Ramos reconoce que “hay un mal uso de los permisos extendidos por el Inafor, pero nosotros no podemos monitorear el ciento por ciento por la falta de recurso humano y financiero”, mientras señala que cuentan con cuatro delegados para seis municipios, más el delegado distrital, para operar en el departamento con un presupuesto de 8,000 córdobas.

El funcionario lamenta la labor desarrollada por los regentes que fueron concebidos para cumplir algunas funciones que en el marco de la ley no están al alcance del Inafor, como es la elaboración de los planes de manejo y hacer cumplir los mismos, no obstante señala que muchos de ellos se han prestado a acciones ilícitas.

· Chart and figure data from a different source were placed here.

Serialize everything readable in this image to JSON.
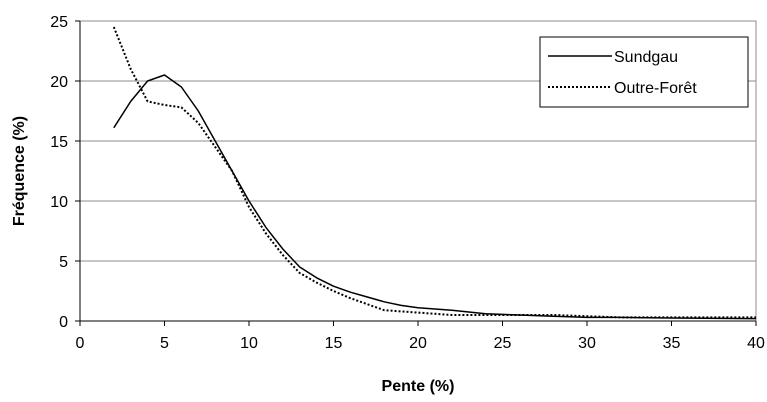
{
  "chart_data": {
    "type": "line",
    "title": "",
    "xlabel": "Pente (%)",
    "ylabel": "Fréquence (%)",
    "xlim": [
      0,
      40
    ],
    "ylim": [
      0,
      25
    ],
    "x_ticks": [
      0,
      5,
      10,
      15,
      20,
      25,
      30,
      35,
      40
    ],
    "y_ticks": [
      0,
      5,
      10,
      15,
      20,
      25
    ],
    "grid": "horizontal",
    "legend_position": "top-right",
    "series": [
      {
        "name": "Sundgau",
        "style": "solid",
        "color": "#000000",
        "x": [
          2,
          3,
          4,
          5,
          6,
          7,
          8,
          9,
          10,
          11,
          12,
          13,
          14,
          15,
          16,
          17,
          18,
          19,
          20,
          22,
          24,
          26,
          28,
          30,
          32,
          35,
          40
        ],
        "y": [
          16.1,
          18.3,
          20.0,
          20.5,
          19.5,
          17.5,
          15.0,
          12.5,
          10.0,
          7.8,
          6.0,
          4.5,
          3.6,
          2.9,
          2.4,
          2.0,
          1.6,
          1.3,
          1.1,
          0.9,
          0.6,
          0.5,
          0.4,
          0.3,
          0.3,
          0.25,
          0.2
        ]
      },
      {
        "name": "Outre-Forêt",
        "style": "dotted",
        "color": "#000000",
        "x": [
          2,
          3,
          4,
          5,
          6,
          7,
          8,
          9,
          10,
          11,
          12,
          13,
          14,
          15,
          16,
          17,
          18,
          19,
          20,
          22,
          24,
          26,
          28,
          30,
          32,
          35,
          40
        ],
        "y": [
          24.5,
          21.0,
          18.3,
          18.0,
          17.8,
          16.5,
          14.5,
          12.5,
          9.5,
          7.3,
          5.5,
          4.0,
          3.2,
          2.5,
          1.9,
          1.4,
          0.9,
          0.8,
          0.7,
          0.5,
          0.5,
          0.5,
          0.5,
          0.4,
          0.3,
          0.3,
          0.3
        ]
      }
    ]
  }
}
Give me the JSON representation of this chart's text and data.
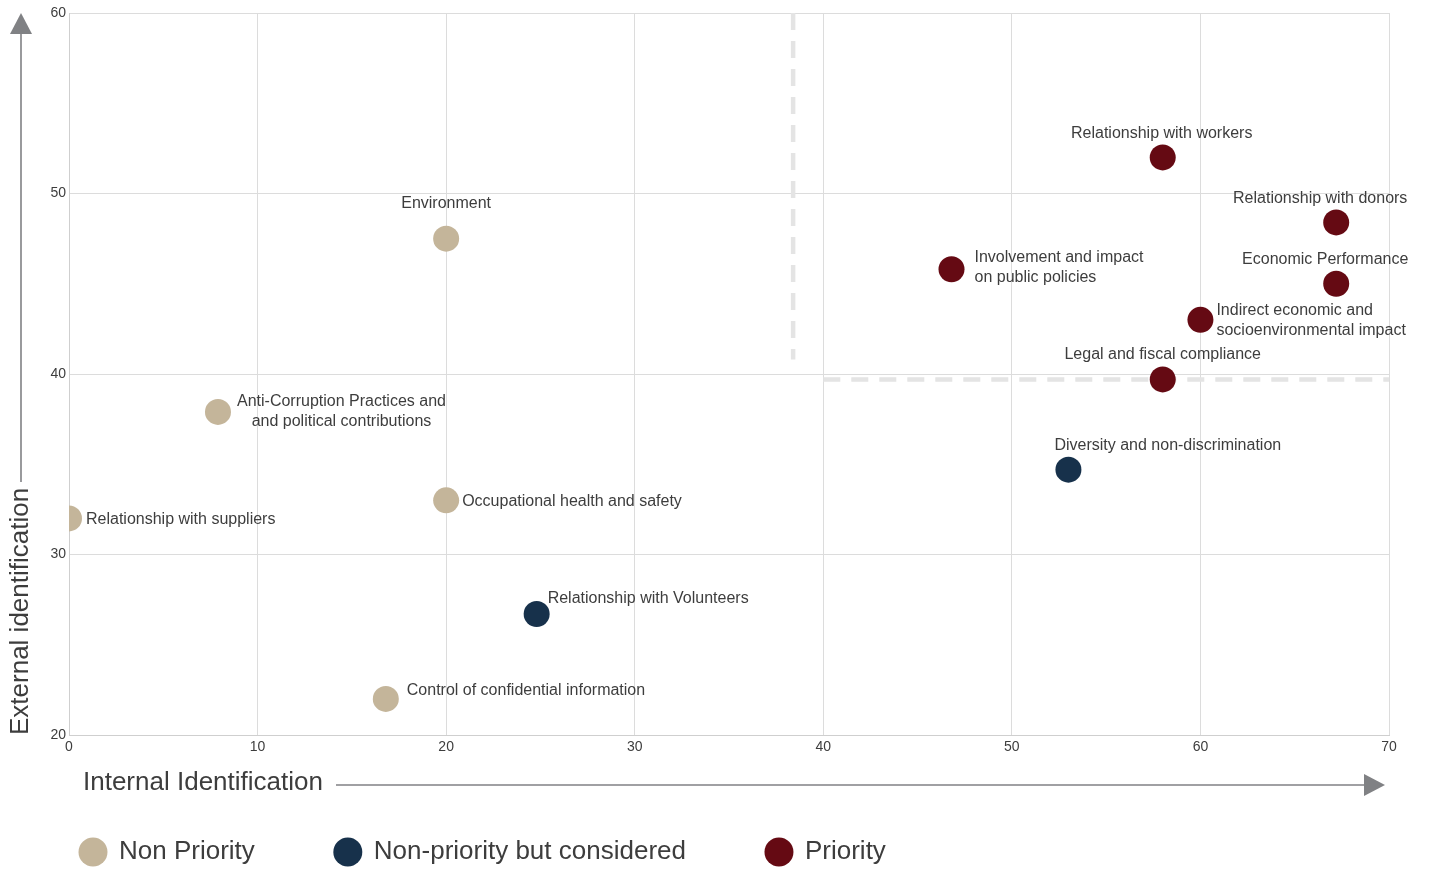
{
  "chart_data": {
    "type": "scatter",
    "xlabel": "Internal Identification",
    "ylabel": "External identification",
    "xlim": [
      0,
      70
    ],
    "xticks": [
      0,
      10,
      20,
      30,
      40,
      50,
      60,
      70
    ],
    "ylim": [
      20,
      60
    ],
    "yticks": [
      20,
      30,
      40,
      50,
      60
    ],
    "grid": true,
    "legend": "bottom left",
    "marker": "circle",
    "series": [
      {
        "name": "Non Priority",
        "color": "#c4b59a",
        "x": [
          20,
          7.9,
          0,
          20,
          16.8
        ],
        "values": [
          47.5,
          37.9,
          32.0,
          33.0,
          22.0
        ]
      },
      {
        "name": "Non-priority but considered",
        "color": "#17314b",
        "x": [
          24.8,
          53.0
        ],
        "values": [
          26.7,
          34.7
        ]
      },
      {
        "name": "Priority",
        "color": "#650a13",
        "x": [
          58.0,
          67.2,
          46.8,
          67.2,
          60.0,
          58.0
        ],
        "values": [
          52.0,
          48.4,
          45.8,
          45.0,
          43.0,
          39.7
        ]
      },
      {
        "type": "line",
        "color": "#e4e4e4",
        "line_style": "dashed",
        "marker": "none",
        "x": [
          38.4,
          38.4
        ],
        "values": [
          60,
          40.8
        ]
      },
      {
        "type": "line",
        "color": "#e4e4e4",
        "line_style": "dashed",
        "marker": "none",
        "x": [
          40,
          70
        ],
        "values": [
          39.7,
          39.7
        ]
      }
    ],
    "annotations": [
      {
        "text": "Environment",
        "x": 20,
        "y": 47.5
      },
      {
        "text": "Anti-Corruption Practices and and political contributions",
        "x": 7.9,
        "y": 37.9
      },
      {
        "text": "Relationship with suppliers",
        "x": 0,
        "y": 32.0
      },
      {
        "text": "Occupational health and safety",
        "x": 20,
        "y": 33.0
      },
      {
        "text": "Control of confidential information",
        "x": 16.8,
        "y": 22.0
      },
      {
        "text": "Relationship with Volunteers",
        "x": 24.8,
        "y": 26.7
      },
      {
        "text": "Diversity and non-discrimination",
        "x": 53.0,
        "y": 34.7
      },
      {
        "text": "Relationship with workers",
        "x": 58.0,
        "y": 52.0
      },
      {
        "text": "Relationship with donors",
        "x": 67.2,
        "y": 48.4
      },
      {
        "text": "Involvement and impact on public policies",
        "x": 46.8,
        "y": 45.8
      },
      {
        "text": "Economic Performance",
        "x": 67.2,
        "y": 45.0
      },
      {
        "text": "Indirect economic and socioenvironmental impact",
        "x": 60.0,
        "y": 43.0
      },
      {
        "text": "Legal and fiscal compliance",
        "x": 58.0,
        "y": 39.7
      }
    ]
  }
}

“Estamos tratando de ordenar a los exportadores, así como los permisos, el hecho de que estén autorizados no significa que no podamos suspenderlos”, advirtió el funcionario.

El delegado del Inafor sostiene que esta institución “está facultada por la ley para otorgar permisos en el área de amortiguamiento, pero no para el área de la reserva, y si están cortando y sacando madera lo hacen aprovechando los permisos concedidos por el Inafor” e insiste en que no tienen “capacidad para supervisar y monitorear”.

Es evidente que la trocha ha ido avanzando cada año, en la medida que van acabando con la madera aprovechable. Así han derribado el bosque en los sectores de Laguna Blanca, El Puentón, La Esperanza II, Che Guevara, Boca de Escalera, Bijagua y ahora se encuentran en Bartola, mientras en otras direcciones los madereros nicas y ticos han tumbado los árboles en Marcelo, Laureano Mairena, Mauricio Gutiérrez, Buena Vista, Kilómetro 20, entre otros.

FINQUEROS

El señor Perfecto Rivera García es el dueño de una finca cuyo bosque es derribado. Asegura que cuenta con 180 manzanas y que ha vendido a la Plywood cuanto árbol puedan aprovechar.

Ese productor calcula que ha vendido unos 300 árboles en 450 córdobas cada uno y con los 135 mil que obtenga de la venta piensa comprar unas vaquitas, sembrar pasto, bebérselos en guaro y gastarlos en mujeres.

“Estamos a la buena de Dios y tenemos que vender el bosque para comer. A los gobiernos sólo les interesa enriquecerse entre ellos, no se acuerdan de nosotros”, se lamenta el productor.

Marvin Maltez es uno de los regentes de El Castillo y destaca que el objetivo principal que cumplen es evitar que salga madera ilegal, elaborar planes de manejo y regentar los mismos.

A su juicio, las prácticas agrícolas de los productores inciden en el exterminio de los bosques por las quemas indiscriminadas. Sostiene que iguales requisitos cumplen los madereros nicas y ticos, pero considera que sólo se debería autorizar al costarricense que tiene residencia nica.

EVASIÓN DE IMPUESTOS

El ingeniero Wilfredo Ramos Torrentes, delegado distrital del Inafor en Río San Juan, calcula que la evasión de impuestos por el corte ilegal de madera entre El Castillo y San Carlos dejó el año pasado pérdidas al Estado nicaragüense por el orden de los cinco millones de córdobas.